According to the survey, concerns over Germany's economic policies are growing among industry, with more than half of the 24,000 firms surveyed viewing them as a risk to their operation.

"We see no sign of a self-sustaining upswing so far," DIHK Managing Director Martin Wansleben stated in a declaration. "On the contrary, companies have revised their investment plans, which are important for this, and their hiring intentions downward – both into negative territory."

A mere 13 percent of surveyed firms anticipate any improvement in the coming 12 months, whereas 35 percent are preparing for a worsened economic situation and foresee continued decline in the German economy throughout the next year.

The survey conducted by the DIHK underscored the escalating prices of energy and raw materials as the primary threats looming over German businesses. Additionally, the scarcity of qualified workers and sluggish domestic demand were identified as significant challenges for companies in the foreseeable future.

For over a year, the German economy has remained stagnant, and some economists have attributed the lack of growth to a six-month recession leading up to December.

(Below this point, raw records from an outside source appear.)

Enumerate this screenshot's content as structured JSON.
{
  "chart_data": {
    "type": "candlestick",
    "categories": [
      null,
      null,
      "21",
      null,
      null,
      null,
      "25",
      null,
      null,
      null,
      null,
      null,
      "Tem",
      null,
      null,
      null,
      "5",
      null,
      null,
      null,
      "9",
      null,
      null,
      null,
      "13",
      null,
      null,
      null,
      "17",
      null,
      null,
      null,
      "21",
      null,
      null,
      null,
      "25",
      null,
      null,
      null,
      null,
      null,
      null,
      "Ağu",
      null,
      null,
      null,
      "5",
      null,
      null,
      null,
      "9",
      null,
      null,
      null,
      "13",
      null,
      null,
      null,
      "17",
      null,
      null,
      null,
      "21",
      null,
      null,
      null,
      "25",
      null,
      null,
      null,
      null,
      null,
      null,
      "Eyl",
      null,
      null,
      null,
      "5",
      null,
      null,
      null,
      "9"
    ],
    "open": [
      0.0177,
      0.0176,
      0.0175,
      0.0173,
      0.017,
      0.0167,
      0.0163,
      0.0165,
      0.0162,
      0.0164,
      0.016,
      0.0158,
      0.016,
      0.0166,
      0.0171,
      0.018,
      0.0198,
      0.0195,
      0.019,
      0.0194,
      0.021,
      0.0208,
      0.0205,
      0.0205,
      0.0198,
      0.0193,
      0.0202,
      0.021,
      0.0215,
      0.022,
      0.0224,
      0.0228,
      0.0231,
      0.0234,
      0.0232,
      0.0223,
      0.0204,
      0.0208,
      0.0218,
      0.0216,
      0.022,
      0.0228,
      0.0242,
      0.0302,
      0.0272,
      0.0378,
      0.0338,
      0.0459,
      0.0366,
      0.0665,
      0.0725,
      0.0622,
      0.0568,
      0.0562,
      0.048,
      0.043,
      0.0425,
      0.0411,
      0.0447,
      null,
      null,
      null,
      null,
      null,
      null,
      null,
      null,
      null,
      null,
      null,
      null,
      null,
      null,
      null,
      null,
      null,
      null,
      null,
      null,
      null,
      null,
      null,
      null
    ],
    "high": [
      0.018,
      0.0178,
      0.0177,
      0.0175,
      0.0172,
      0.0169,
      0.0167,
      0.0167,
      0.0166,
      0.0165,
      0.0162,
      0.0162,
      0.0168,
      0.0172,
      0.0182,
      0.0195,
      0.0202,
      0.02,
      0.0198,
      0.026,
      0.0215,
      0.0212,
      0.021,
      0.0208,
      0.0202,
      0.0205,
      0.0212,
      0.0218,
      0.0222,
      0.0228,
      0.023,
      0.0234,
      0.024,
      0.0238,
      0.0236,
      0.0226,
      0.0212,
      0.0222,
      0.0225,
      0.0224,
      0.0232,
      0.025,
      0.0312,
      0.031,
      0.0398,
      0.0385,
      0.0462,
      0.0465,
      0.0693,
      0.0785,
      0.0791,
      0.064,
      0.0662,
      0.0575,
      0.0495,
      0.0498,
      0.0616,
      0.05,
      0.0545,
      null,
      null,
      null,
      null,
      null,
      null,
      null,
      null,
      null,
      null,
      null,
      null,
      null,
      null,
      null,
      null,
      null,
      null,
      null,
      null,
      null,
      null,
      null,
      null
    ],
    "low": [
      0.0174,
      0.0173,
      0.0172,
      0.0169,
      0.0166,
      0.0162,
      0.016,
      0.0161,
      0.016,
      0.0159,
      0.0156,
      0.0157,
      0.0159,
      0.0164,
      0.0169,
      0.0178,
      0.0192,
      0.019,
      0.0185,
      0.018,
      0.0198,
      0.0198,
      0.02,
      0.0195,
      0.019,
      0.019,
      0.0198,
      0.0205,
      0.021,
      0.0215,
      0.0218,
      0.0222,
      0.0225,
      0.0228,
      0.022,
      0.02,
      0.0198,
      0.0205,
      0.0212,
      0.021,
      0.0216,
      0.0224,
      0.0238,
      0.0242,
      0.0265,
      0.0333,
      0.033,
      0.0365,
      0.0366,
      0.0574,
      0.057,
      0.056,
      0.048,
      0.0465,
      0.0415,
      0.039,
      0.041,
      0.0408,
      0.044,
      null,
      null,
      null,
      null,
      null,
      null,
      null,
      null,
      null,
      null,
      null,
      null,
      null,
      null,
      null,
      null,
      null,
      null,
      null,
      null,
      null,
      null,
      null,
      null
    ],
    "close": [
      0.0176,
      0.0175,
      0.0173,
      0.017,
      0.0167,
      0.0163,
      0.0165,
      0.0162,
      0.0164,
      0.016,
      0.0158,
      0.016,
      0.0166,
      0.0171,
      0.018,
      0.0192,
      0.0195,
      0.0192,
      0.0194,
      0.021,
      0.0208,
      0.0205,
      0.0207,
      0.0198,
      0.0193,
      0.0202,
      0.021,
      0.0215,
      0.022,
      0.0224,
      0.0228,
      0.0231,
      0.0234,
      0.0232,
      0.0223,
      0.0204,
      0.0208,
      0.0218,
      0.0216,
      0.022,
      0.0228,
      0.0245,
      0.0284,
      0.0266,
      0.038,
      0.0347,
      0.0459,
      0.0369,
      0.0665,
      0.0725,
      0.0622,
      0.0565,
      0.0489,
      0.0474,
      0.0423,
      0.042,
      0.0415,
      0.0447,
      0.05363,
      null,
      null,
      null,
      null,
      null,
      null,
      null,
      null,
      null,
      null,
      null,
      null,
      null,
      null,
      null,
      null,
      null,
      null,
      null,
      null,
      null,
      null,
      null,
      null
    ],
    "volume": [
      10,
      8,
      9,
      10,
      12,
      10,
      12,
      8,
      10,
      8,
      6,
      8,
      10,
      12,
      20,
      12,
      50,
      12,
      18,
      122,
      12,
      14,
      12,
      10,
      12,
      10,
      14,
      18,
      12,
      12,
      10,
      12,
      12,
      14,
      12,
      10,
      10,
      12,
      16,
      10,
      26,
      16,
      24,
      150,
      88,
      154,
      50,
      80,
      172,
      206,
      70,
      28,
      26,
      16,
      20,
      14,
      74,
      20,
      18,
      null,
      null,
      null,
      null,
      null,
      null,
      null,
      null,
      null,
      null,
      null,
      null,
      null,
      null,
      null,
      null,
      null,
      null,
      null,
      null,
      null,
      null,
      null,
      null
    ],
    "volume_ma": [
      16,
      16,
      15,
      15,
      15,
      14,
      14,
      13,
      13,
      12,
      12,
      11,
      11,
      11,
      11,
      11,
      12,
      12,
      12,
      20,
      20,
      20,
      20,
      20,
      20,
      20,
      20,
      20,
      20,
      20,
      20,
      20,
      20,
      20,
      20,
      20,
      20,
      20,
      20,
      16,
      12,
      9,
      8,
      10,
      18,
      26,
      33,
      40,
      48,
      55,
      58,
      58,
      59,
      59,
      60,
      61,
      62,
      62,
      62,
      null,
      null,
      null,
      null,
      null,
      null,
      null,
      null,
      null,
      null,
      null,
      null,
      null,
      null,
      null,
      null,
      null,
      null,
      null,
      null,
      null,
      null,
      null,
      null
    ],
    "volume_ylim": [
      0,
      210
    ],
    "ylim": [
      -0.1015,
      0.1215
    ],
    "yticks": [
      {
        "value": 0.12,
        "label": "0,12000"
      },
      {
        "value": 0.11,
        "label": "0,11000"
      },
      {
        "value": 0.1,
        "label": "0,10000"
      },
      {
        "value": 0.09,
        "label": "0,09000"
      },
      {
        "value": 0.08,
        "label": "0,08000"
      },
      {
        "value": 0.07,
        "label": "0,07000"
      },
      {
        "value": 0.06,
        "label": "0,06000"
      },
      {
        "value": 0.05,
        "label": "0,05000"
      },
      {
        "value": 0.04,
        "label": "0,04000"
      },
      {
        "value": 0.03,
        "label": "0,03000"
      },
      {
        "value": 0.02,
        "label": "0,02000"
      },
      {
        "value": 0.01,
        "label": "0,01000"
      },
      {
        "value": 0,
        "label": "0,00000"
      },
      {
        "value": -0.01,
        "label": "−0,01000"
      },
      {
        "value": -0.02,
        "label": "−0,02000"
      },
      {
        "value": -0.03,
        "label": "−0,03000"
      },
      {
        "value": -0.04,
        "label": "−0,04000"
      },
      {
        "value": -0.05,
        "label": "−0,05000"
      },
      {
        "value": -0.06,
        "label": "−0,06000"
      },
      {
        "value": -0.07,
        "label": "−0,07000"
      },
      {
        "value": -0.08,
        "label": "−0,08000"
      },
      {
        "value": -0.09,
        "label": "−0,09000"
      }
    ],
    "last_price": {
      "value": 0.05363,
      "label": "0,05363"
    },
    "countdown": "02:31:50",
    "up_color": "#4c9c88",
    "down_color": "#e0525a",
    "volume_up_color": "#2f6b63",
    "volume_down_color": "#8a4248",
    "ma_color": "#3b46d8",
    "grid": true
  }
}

This downturn has been attributed to factors such as the energy crisis, diminished Chinese demand, and surging interest rates.

Researchers at the DIHK have revised their previous forecast from May, which predicted zero growth for Germany this year, now projecting a 0.5 percent contraction in the economy, followed by an anticipated zero growth in 2024.

While this outlook appears more pessimistic than the government's latest estimates, it aligns with a recent analysis by S&P Global, which revealed that private-sector activity contracted at a more pronounced rate this month than it did in September.